Die von der Gewerkschaft IG BAU und kirchlichen Beratungsstellen unterstützte Initiative sprach von einigen Fällen nicht menschenwürdiger Behandlung. So zahlten manche Saisonarbeiter bis zu 800 Euro für ein Bett im Mehrbettzimmer und Verpflegung. «Wenn man das umrechnet, sprechen wir hier von Mieten von bis zu 60 Euro pro Quadratmeter», sagte IG-BAU-Vize, Harald Schaum.

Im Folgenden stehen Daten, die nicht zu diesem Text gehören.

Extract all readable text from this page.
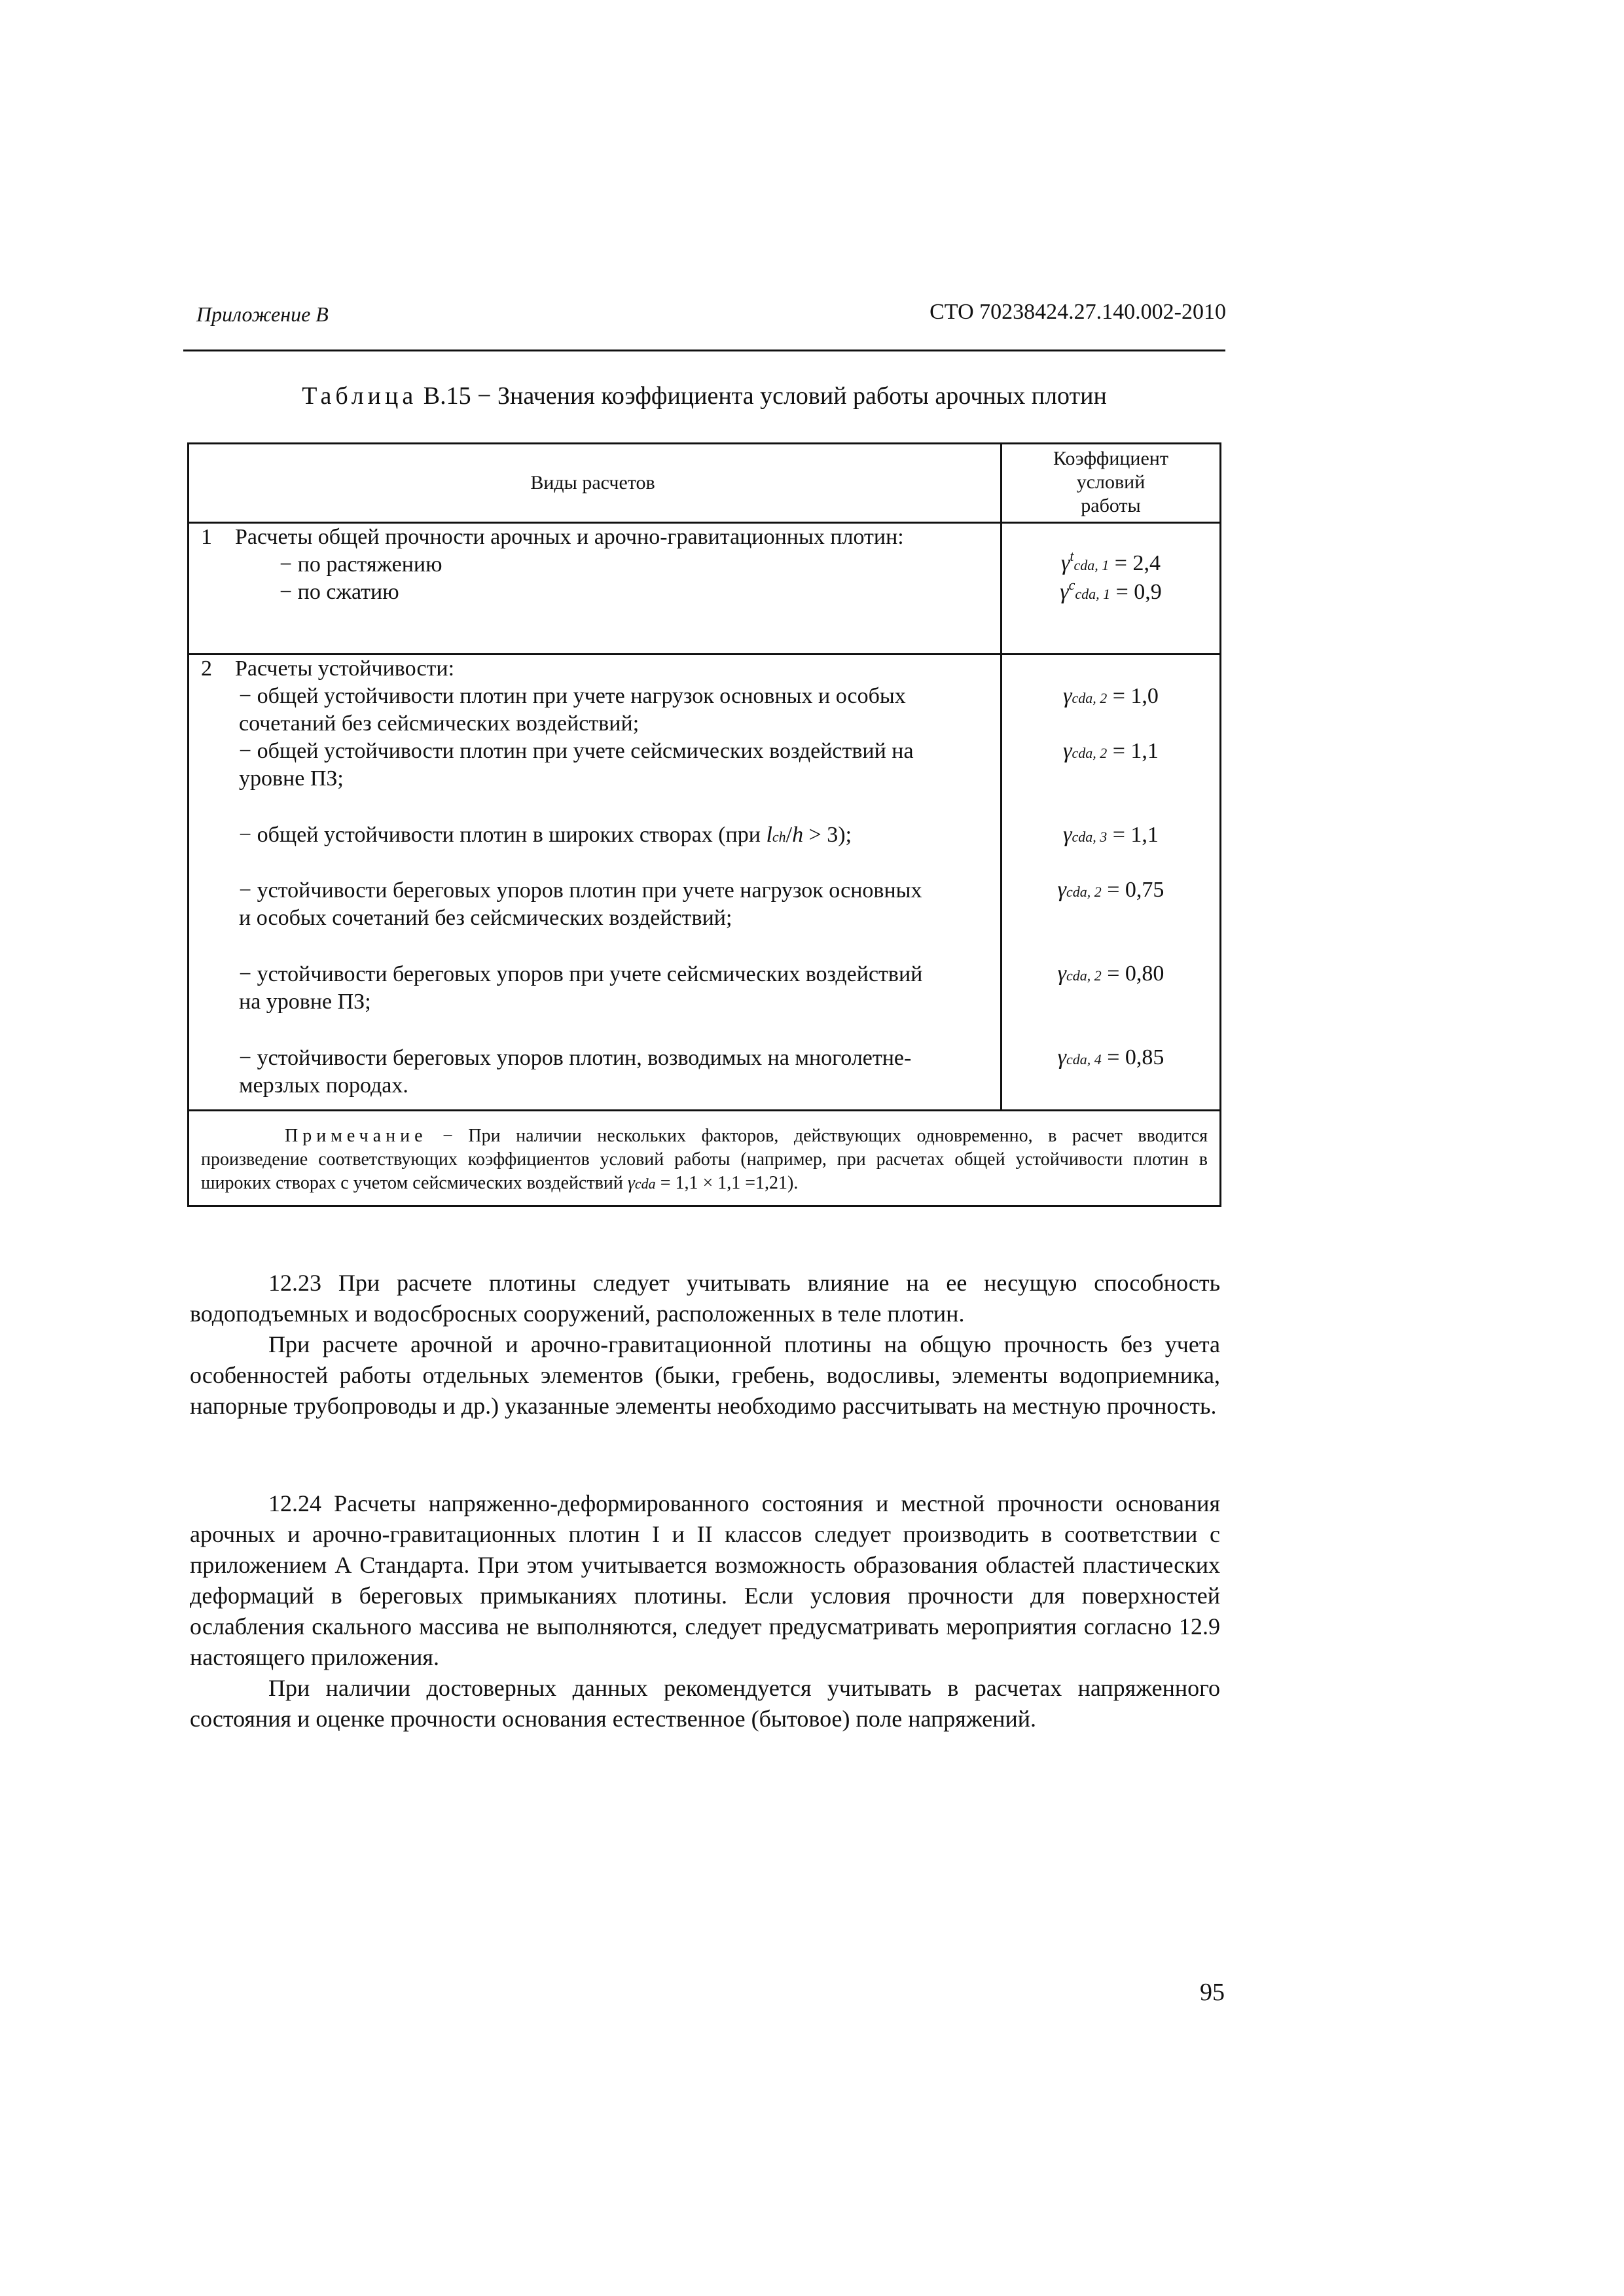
Приложение В	СТО 70238424.27.140.002-2010
Таблица В.15 − Значения коэффициента условий работы арочных плотин
Виды расчетов
Коэффициент
условий
работы
1 Расчеты общей прочности арочных и арочно-гравитационных плотин:
− по растяжению
− по сжатию
$\gamma^tcda$, 1 = 2,4
$\gamma^ccda$, 1 = 0,9
2 Расчеты устойчивости:
− общей устойчивости плотин при учете нагрузок основных и особых
сочетаний без сейсмических воздействий;
− общей устойчивости плотин при учете сейсмических воздействий на
уровне ПЗ;
− общей устойчивости плотин в широких створах (при lch/h > 3);
− устойчивости береговых упоров плотин при учете нагрузок основных
и особых сочетаний без сейсмических воздействий;
− устойчивости береговых упоров при учете сейсмических воздействий
на уровне ПЗ;
− устойчивости береговых упоров плотин, возводимых на многолетне-
мерзлых породах.
γcda, 2 = 1,0
γcda, 2 = 1,1
γcda, 3 = 1,1
γcda, 2 = 0,75
γcda, 2 = 0,80
γcda, 4 = 0,85
Примечание − При наличии нескольких факторов, действующих одновременно, в расчет вводится произведение соответствующих коэффициентов условий работы (например, при расчетах общей устойчивости плотин в широких створах с учетом сейсмических воздействий γcda = 1,1 × 1,1 =1,21).

12.23 При расчете плотины следует учитывать влияние на ее несущую способность водоподъемных и водосбросных сооружений, расположенных в теле плотин.

При расчете арочной и арочно-гравитационной плотины на общую прочность без учета особенностей работы отдельных элементов (быки, гребень, водосливы, элементы водоприемника, напорные трубопроводы и др.) указанные элементы необходимо рассчитывать на местную прочность.

12.24 Расчеты напряженно-деформированного состояния и местной прочности основания арочных и арочно-гравитационных плотин I и II классов следует производить в соответствии с приложением А Стандарта. При этом учитывается возможность образования областей пластических деформаций в береговых примыканиях плотины. Если условия прочности для поверхностей ослабления скального массива не выполняются, следует предусматривать мероприятия согласно 12.9 настоящего приложения.

При наличии достоверных данных рекомендуется учитывать в расчетах напряженного состояния и оценке прочности основания естественное (бытовое) поле напряжений.

95
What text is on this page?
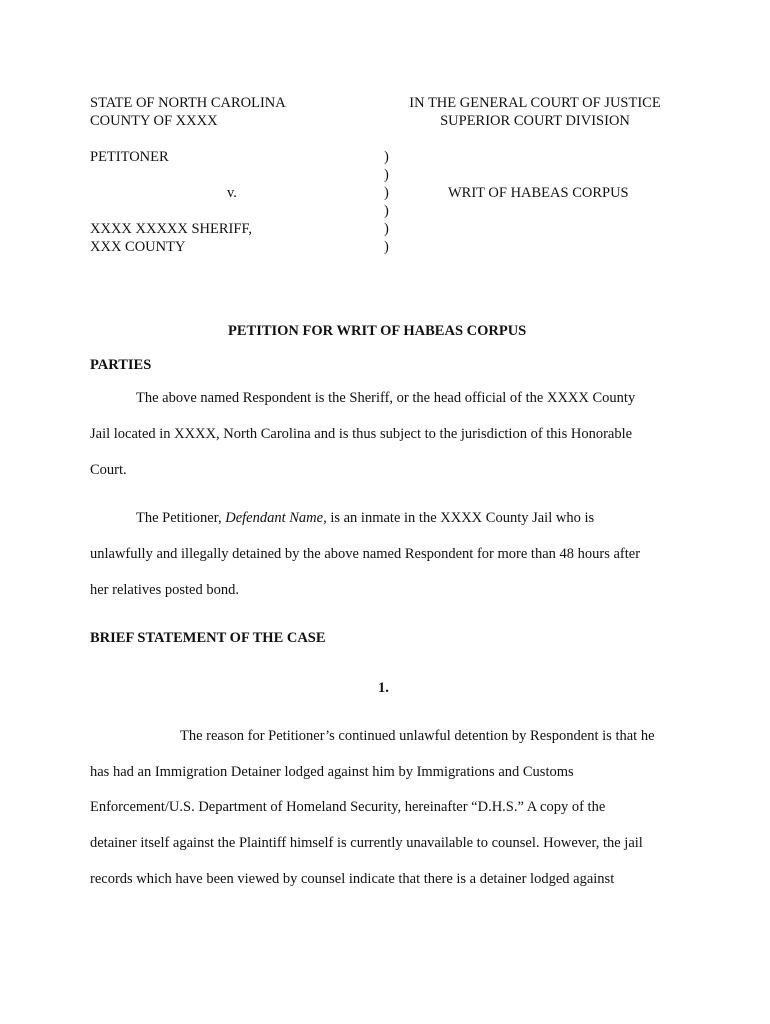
STATE OF NORTH CAROLINA
COUNTY OF XXXX
IN THE GENERAL COURT OF JUSTICE
SUPERIOR COURT DIVISION
PETITONER
v.
XXXX XXXXX SHERIFF,
XXX COUNTY
)
)
)
)
)
)
WRIT OF HABEAS CORPUS
PETITION FOR WRIT OF HABEAS CORPUS
PARTIES
The above named Respondent is the Sheriff, or the head official of the XXXX County
Jail located in XXXX, North Carolina and is thus subject to the jurisdiction of this Honorable
Court.
The Petitioner, Defendant Name, is an inmate in the XXXX County Jail who is
unlawfully and illegally detained by the above named Respondent for more than 48 hours after
her relatives posted bond.
BRIEF STATEMENT OF THE CASE
1.
The reason for Petitioner’s continued unlawful detention by Respondent is that he
has had an Immigration Detainer lodged against him by Immigrations and Customs
Enforcement/U.S. Department of Homeland Security, hereinafter “D.H.S.” A copy of the
detainer itself against the Plaintiff himself is currently unavailable to counsel. However, the jail
records which have been viewed by counsel indicate that there is a detainer lodged against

«Wuchermieten» für teils prekäre Unterkünfte
Solche «Wuchermieten» stünden in keinem Verhältnis zu den Wohnbedingungen: Es handle sich in untersuchten Fällen um «ungedämmte Metallcontainer» mit abgenutzten Möbeln, durchgelegenen Matratzen und zu wenigen Sanitäranlagen. Manchmal müssten sich 6, 10 oder gar 14 Beschäftigte ein Zimmer teilen. Deutschland habe 2024 eine Konvention zu Mindeststandards im Arbeits- und Gesundheitsschutz in der Landwirtschaft ratifiziert, die unter anderem eine gute Unterbringung von Saisonarbeitskräften von den Arbeitgebern fordere. Davon sei die Realität «ziemlich weit entfernt», sagte Schaum. Die Probleme beschränkten sich zudem nicht auf einzelne schwarze Schafe, sondern seien «offenbar systematisch».
Initiative sieht Mindestlohnverstöße
Ein Trick sei, die Unterkünfte in eine Art Immobiliengesellschaft auszulagern. So könnten die Mieten nicht vom Lohn direkt abzogen werden, schilderte die Initiative. Diese seien dann aber so hoch, dass im Endeffekt nicht einmal der gesetzliche Mindestlohn eingehalten werde. «Und die Saisonkräfte selber sagen, wenn der Mindestlohn steigt, dann steigt auch die Miete. Das darf natürlich so auf gar keinen Fall weiterhin passieren», so Schaum. Teils müssten Arbeiterinnen und Arbeiter zudem bis zu zwölf Stunden am Tag arbeiten, dann fielen wieder ganze Tage aus, die nicht entlohnt würden.
Auch Fälle von sexualisierter Gewalt
Auch berichtete das Bündnis von sexualisierter Gewalt gegen Frauen, die knapp die Hälfte der Saisonbeschäftigten ausmachten. Bei den aufgedeckten Fällen sei es jeweils um Vorarbeiter gegangen, «die ihre Machtposition missbrauchten und die Arbeiterinnen zu sexuellen Handlungen zwangen, indem sie ihnen zum Beispiel mit Entlassung drohten», sagte Schaum.
Bauernverband weist Vorwürfe zurück
Ein Sprecher des Deutschen Bauernverbands wies die Vorwürfe zurück, diese seien «in dieser Pauschalität völlig haltlos». Es sei zudem fraglich, warum nicht Staatsanwaltschaften bei den von der Initiative dargestellten Taten eingeschaltet worden seien.
DGB sieht auch Verbesserungen bei Arbeitsbedingungen
Für den Bericht, der seit 2018 jährlich erscheint, ist die Initiative Faire Landarbeit nach eigenen Angaben bundesweit 40 Mal aufs Feld gegangen, dabei trat sie mit etwa 3.100 Saisonbeschäftigten in Kontakt. Nach neusten Zahlen für 2023 arbeiteten den Abgaben zufolge knapp 243.000 Menschen aus dem Ausland auf deutschen Feldern. Sie helfen etwa bei der Ernte von Spargel, Beeren, Gurken, Kürbissen, Äpfeln und Weintrauben.
Ziel der Initiative sei auch, die Menschen aus osteuropäischen Ländern schon vorab zu beraten, «bevor sie einen schlechten Vertrag unterschreiben», sagte Anja Piel, Vorstandsmitglied beim Deutschen Gewerkschaftsbund. Man wolle nicht alle Arbeitgeber über einen Kamm scheren - es hätten sich auch einige Dinge verbessert. So nehme die sozialversicherungspflichtige Beschäftigung in der Landwirtschaft zu, das sei ein sehr gutes Signal. Einige Betriebe böten zudem auch angemessene Unterkünfte und transparente Lohnabrechnungen.